The following extracts come from the article "Stirling effort for Scotland's liberator"
by Juliet Clough that appeared in the Electronic
Telegraph in 1997
"For as many centuries as it mattered, the castle (Stirling), on its
great boss of volcanic rock, sat at the highest navigable point of the River
Forth, guarding the marshy routes to the Highlands, whose ramparts stretch
across the northern horizon.
This was key strategic territory; from the castle battlements, you can see
the fields where half-a-dozen battles were fought over 400 years in the
cause of Scottish identity. Stirling is where Wallace bled, where the Hammer
of the Scots did most of his hammering; where Bruce battled at Bannockburn;
and where successive Stuart kings set up their capital.
Now the town has a chance to muse, not too solemnly, on its position as a
cradle of nationhood. September 11 is the 700th anniversary of the Battle of
Stirling Bridge, a date that saw the arrival of the cult hero William
Wallace. It provides Stirling with the opportunity for a 23-week programme
of Caledonian shindigs, culminating in a Cecil B De Mille-scale re-enactment
on the castle esplanade on September 12 and 13.

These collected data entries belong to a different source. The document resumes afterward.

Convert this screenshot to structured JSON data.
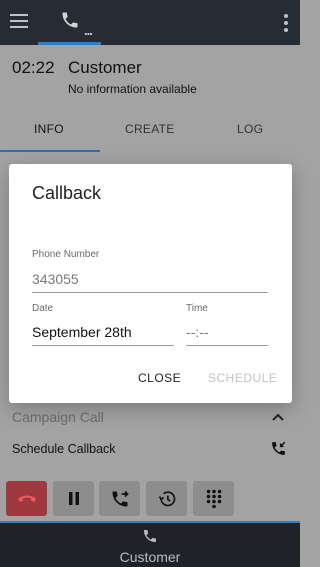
{
  "topbar": {
    "tab_dots": "..."
  },
  "call": {
    "timer": "02:22",
    "contact_name": "Customer",
    "info": "No information available"
  },
  "tabs": [
    {
      "label": "INFO",
      "active": true
    },
    {
      "label": "CREATE",
      "active": false
    },
    {
      "label": "LOG",
      "active": false
    }
  ],
  "campaign": {
    "title": "Campaign Call",
    "schedule_label": "Schedule Callback"
  },
  "call_actions": [
    {
      "name": "end-call",
      "icon": "phone-hangup-icon"
    },
    {
      "name": "hold",
      "icon": "pause-icon"
    },
    {
      "name": "transfer",
      "icon": "phone-forward-icon"
    },
    {
      "name": "history",
      "icon": "history-icon"
    },
    {
      "name": "dialpad",
      "icon": "dialpad-icon"
    }
  ],
  "bottom_bar": {
    "label": "Customer"
  },
  "dialog": {
    "title": "Callback",
    "phone_label": "Phone Number",
    "phone_value": "343055",
    "date_label": "Date",
    "date_value": "September 28th",
    "time_label": "Time",
    "time_value": "--:--",
    "close_label": "CLOSE",
    "schedule_label": "SCHEDULE"
  },
  "colors": {
    "accent": "#2f7ec4",
    "end_call": "#a0393f",
    "topbar": "#262c33",
    "overlay": "#a3a3a3"
  }
}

His (William Wallace's) story has always been not so much a tissue of lies as the stuff of
dreams. The victor of Stirling Bridge is one of those folk heroes about whom
so little is known that he provides ideal myth-making material. It is
durable stuff. The minstrel Blind Harry's biography, written 150 years after
Wallace's gruesome execution at Smithfield, is, says Dr Fiona Watson, a
lecturer in medieval history at the University of Stirling, a nakedly
political tract. It was also, after the Bible, the most common book to be
found in Scottish homes after it was republished in 1722.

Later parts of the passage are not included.